There it was. A pale aqua light, translucent, a swatch of veil, star-high, no, lower than the stars, but high, higher than a spaceship hovering above the treetops. It may or may not have been slowly unfurling, densest at its center, trailing off at its edges into lacy spurs and spirals.
Barrett thought that it must be a freakish southerly appearance of the aurora borealis, not exactly a common sight over Central Park, but as he stood—a pedestrian in coat and scarf, saddened and disappointed but still regular as regular, standing on a stretch of lamp-lit ice—as he looked up at the light, as he thought it was probably all over the news—as he wondered whether to stand where he was, privately surprised, or go running after someone else for corroboration—there were other people, the dark cutouts of them, right there, arrayed across the Great Lawn …
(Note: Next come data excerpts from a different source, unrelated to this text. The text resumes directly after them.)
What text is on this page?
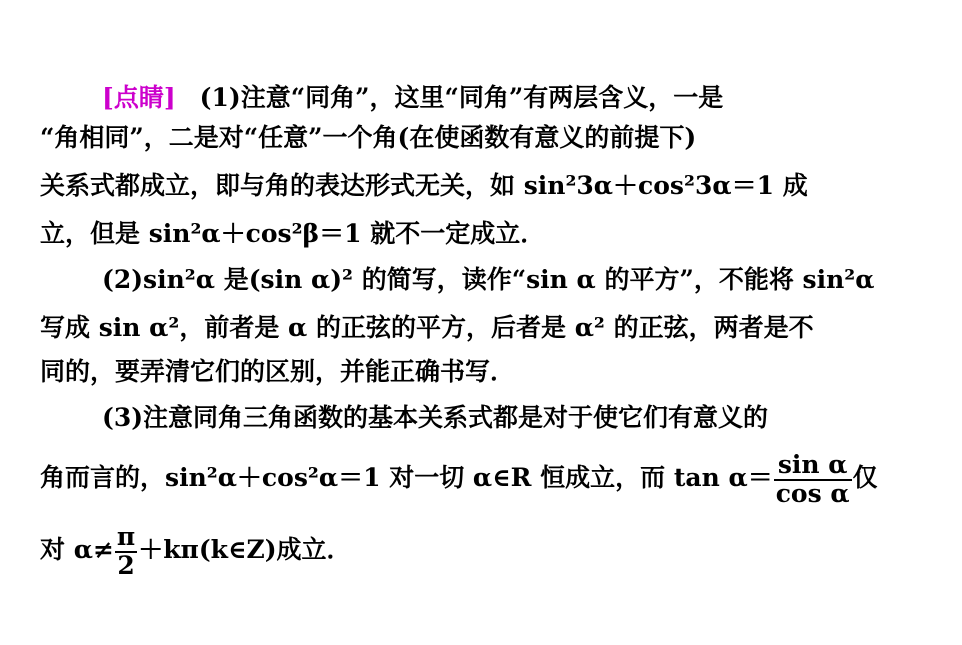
[点睛] (1)注意“同角”，这里“同角”有两层含义，一是
“角相同”，二是对“任意”一个角(在使函数有意义的前提下)
关系式都成立，即与角的表达形式无关，如 sin²3α＋cos²3α＝1 成
立，但是 sin²α＋cos²β＝1 就不一定成立．
(2)sin²α 是(sin α)² 的简写，读作“sin α 的平方”，不能将 sin²α
写成 sin α²，前者是 α 的正弦的平方，后者是 α² 的正弦，两者是不
同的，要弄清它们的区别，并能正确书写．
(3)注意同角三角函数的基本关系式都是对于使它们有意义的
角而言的，sin²α＋cos²α＝1 对一切 α∈R 恒成立，而 $\tan \alpha= \frac{\text{sin α}}{\text{cos α}}$ 仅
对 $\alpha\ne \frac{\pi}{2}$ ＋kπ(k∈Z)成立．
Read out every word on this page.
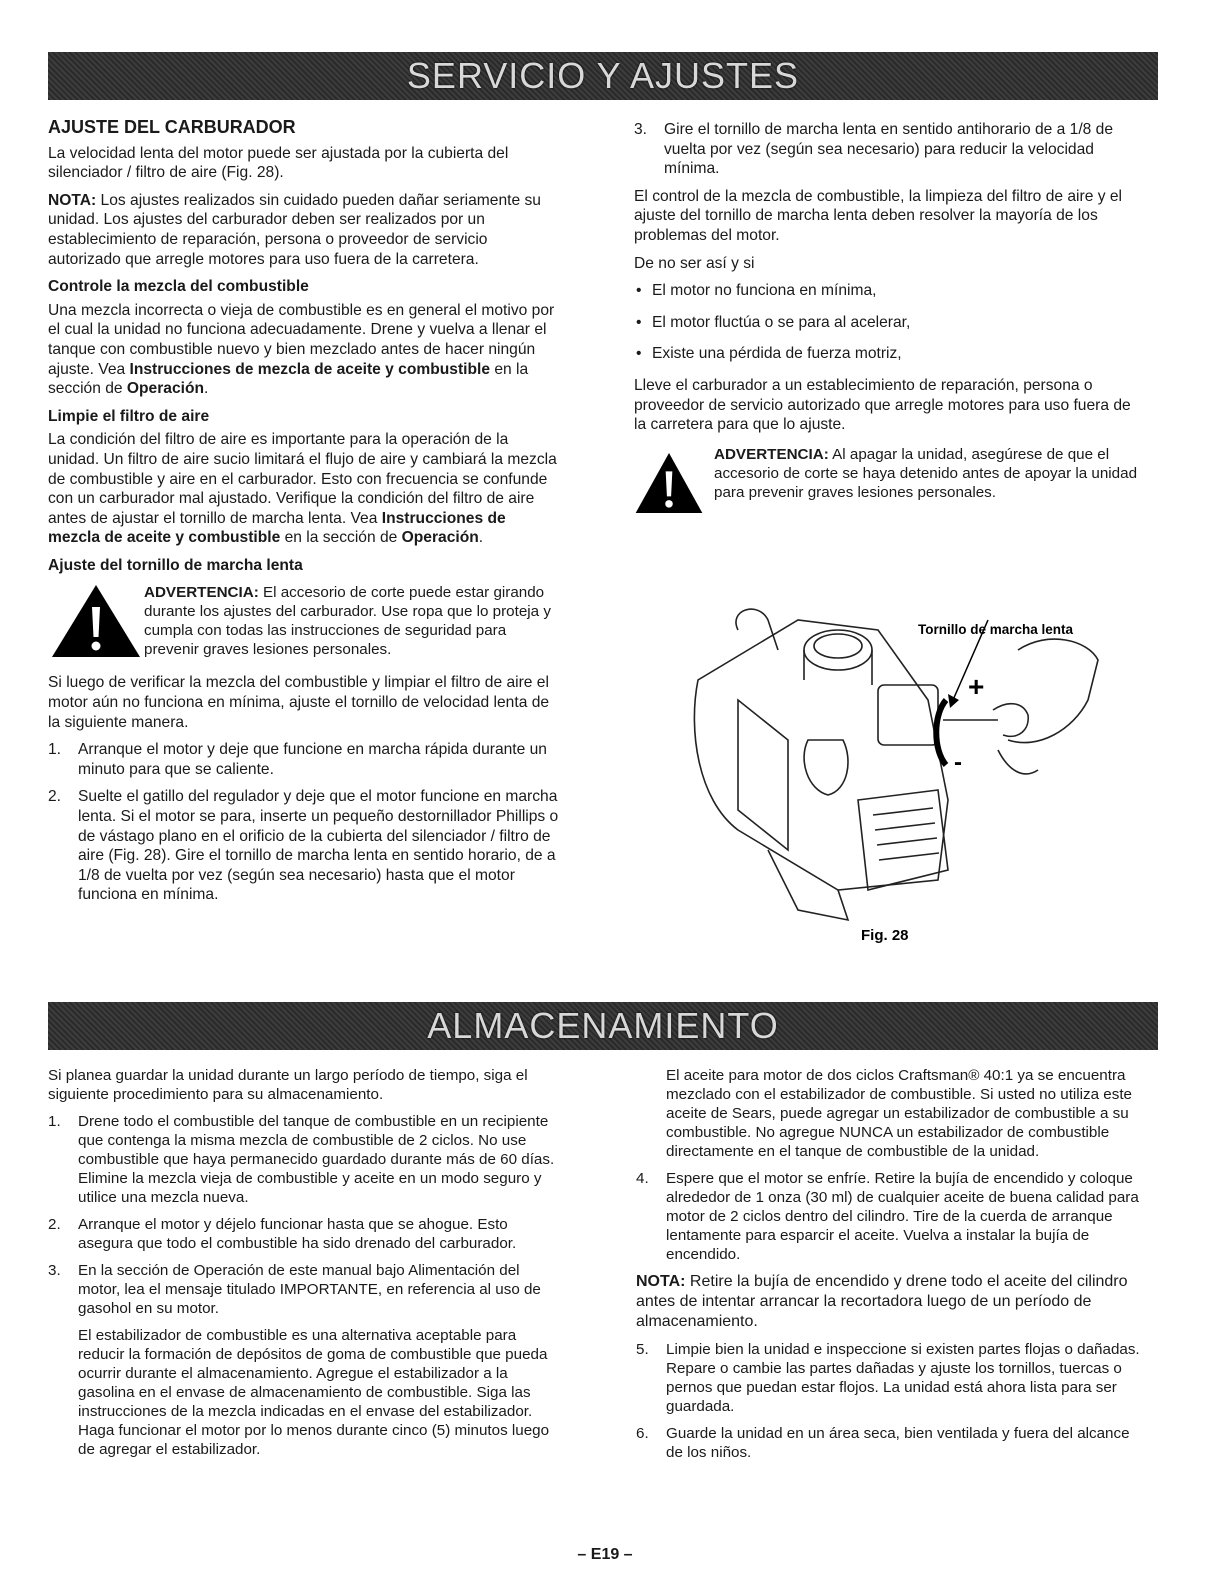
SERVICIO Y AJUSTES
AJUSTE DEL CARBURADOR

La velocidad lenta del motor puede ser ajustada por la cubierta del silenciador / filtro de aire (Fig. 28).

NOTA: Los ajustes realizados sin cuidado pueden dañar seriamente su unidad. Los ajustes del carburador deben ser realizados por un establecimiento de reparación, persona o proveedor de servicio autorizado que arregle motores para uso fuera de la carretera.

Controle la mezcla del combustible

Una mezcla incorrecta o vieja de combustible es en general el motivo por el cual la unidad no funciona adecuadamente. Drene y vuelva a llenar el tanque con combustible nuevo y bien mezclado antes de hacer ningún ajuste. Vea Instrucciones de mezcla de aceite y combustible en la sección de Operación.

Limpie el filtro de aire

La condición del filtro de aire es importante para la operación de la unidad. Un filtro de aire sucio limitará el flujo de aire y cambiará la mezcla de combustible y aire en el carburador. Esto con frecuencia se confunde con un carburador mal ajustado. Verifique la condición del filtro de aire antes de ajustar el tornillo de marcha lenta. Vea Instrucciones de mezcla de aceite y combustible en la sección de Operación.

Ajuste del tornillo de marcha lenta
ADVERTENCIA: El accesorio de corte puede estar girando durante los ajustes del carburador. Use ropa que lo proteja y cumpla con todas las instrucciones de seguridad para prevenir graves lesiones personales.

Si luego de verificar la mezcla del combustible y limpiar el filtro de aire el motor aún no funciona en mínima, ajuste el tornillo de velocidad lenta de la siguiente manera.

1. Arranque el motor y deje que funcione en marcha rápida durante un minuto para que se caliente.
2. Suelte el gatillo del regulador y deje que el motor funcione en marcha lenta. Si el motor se para, inserte un pequeño destornillador Phillips o de vástago plano en el orificio de la cubierta del silenciador / filtro de aire (Fig. 28). Gire el tornillo de marcha lenta en sentido horario, de a 1/8 de vuelta por vez (según sea necesario) hasta que el motor funciona en mínima.
3. Gire el tornillo de marcha lenta en sentido antihorario de a 1/8 de vuelta por vez (según sea necesario) para reducir la velocidad mínima.

El control de la mezcla de combustible, la limpieza del filtro de aire y el ajuste del tornillo de marcha lenta deben resolver la mayoría de los problemas del motor.

De no ser así y si

• El motor no funciona en mínima,
• El motor fluctúa o se para al acelerar,
• Existe una pérdida de fuerza motriz,

Lleve el carburador a un establecimiento de reparación, persona o proveedor de servicio autorizado que arregle motores para uso fuera de la carretera para que lo ajuste.

ADVERTENCIA: Al apagar la unidad, asegúrese de que el accesorio de corte se haya detenido antes de apoyar la unidad para prevenir graves lesiones personales.
+
-
Tornillo de marcha lenta
Fig. 28
ALMACENAMIENTO

Si planea guardar la unidad durante un largo período de tiempo, siga el siguiente procedimiento para su almacenamiento.

1. Drene todo el combustible del tanque de combustible en un recipiente que contenga la misma mezcla de combustible de 2 ciclos. No use combustible que haya permanecido guardado durante más de 60 días. Elimine la mezcla vieja de combustible y aceite en un modo seguro y utilice una mezcla nueva.
2. Arranque el motor y déjelo funcionar hasta que se ahogue. Esto asegura que todo el combustible ha sido drenado del carburador.
3. En la sección de Operación de este manual bajo Alimentación del motor, lea el mensaje titulado IMPORTANTE, en referencia al uso de gasohol en su motor.

El estabilizador de combustible es una alternativa aceptable para reducir la formación de depósitos de goma de combustible que pueda ocurrir durante el almacenamiento. Agregue el estabilizador a la gasolina en el envase de almacenamiento de combustible. Siga las instrucciones de la mezcla indicadas en el envase del estabilizador. Haga funcionar el motor por lo menos durante cinco (5) minutos luego de agregar el estabilizador.

El aceite para motor de dos ciclos Craftsman® 40:1 ya se encuentra mezclado con el estabilizador de combustible. Si usted no utiliza este aceite de Sears, puede agregar un estabilizador de combustible a su combustible. No agregue NUNCA un estabilizador de combustible directamente en el tanque de combustible de la unidad.

4. Espere que el motor se enfríe. Retire la bujía de encendido y coloque alrededor de 1 onza (30 ml) de cualquier aceite de buena calidad para motor de 2 ciclos dentro del cilindro. Tire de la cuerda de arranque lentamente para esparcir el aceite. Vuelva a instalar la bujía de encendido.

NOTA: Retire la bujía de encendido y drene todo el aceite del cilindro antes de intentar arrancar la recortadora luego de un período de almacenamiento.

5. Limpie bien la unidad e inspeccione si existen partes flojas o dañadas. Repare o cambie las partes dañadas y ajuste los tornillos, tuercas o pernos que puedan estar flojos. La unidad está ahora lista para ser guardada.
6. Guarde la unidad en un área seca, bien ventilada y fuera del alcance de los niños.
– E19 –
In his uncertainty, his immobility, standing stolid in Timberlands, it came to him. He believed—he knew—that as surely as he was looking up at the light, the light was looking back down at him.
No. Not looking. Apprehending. As he imagined a whale might apprehend a swimmer, with a grave and regal and utterly unfrightened curiosity.
He felt the light’s attention, a tingle that ran through him, a minute electrical buzz; a mild and pleasing voltage that permeated him, warmed him, seemed perhaps ever so slightly to illuminate him, so that he was brighter than he’d been, just a shade or two; phosphorescent, but pinkly so, humanly so, nothing of swamp gas about it, just a gathering of faint blood-light that rose to the surface of his skin.
And then, neither slowly nor quickly, the light dissipated. It waned into a scattering of pale blue sparks that seemed somehow animated, like the playful offspring of a placid and titanic parent. Then they, too, winked out, and the sky was as it had been, as it has always been.
He remained standing for a while, watching the sky as if it were a television screen that had suddenly gone blank and might, just as mysteriously, turn itself on again. The sky, however, continued to offer only its compromised darkness (the lights of New York City gray the nocturnal blackness), and the sparse pinpoints of stars powerful enough to be seen at all. Finally, he continued on his way home, to Beth and Tyler, to the modest comforts of the apartment in Bushwick.
What else, after all, was he supposed to do?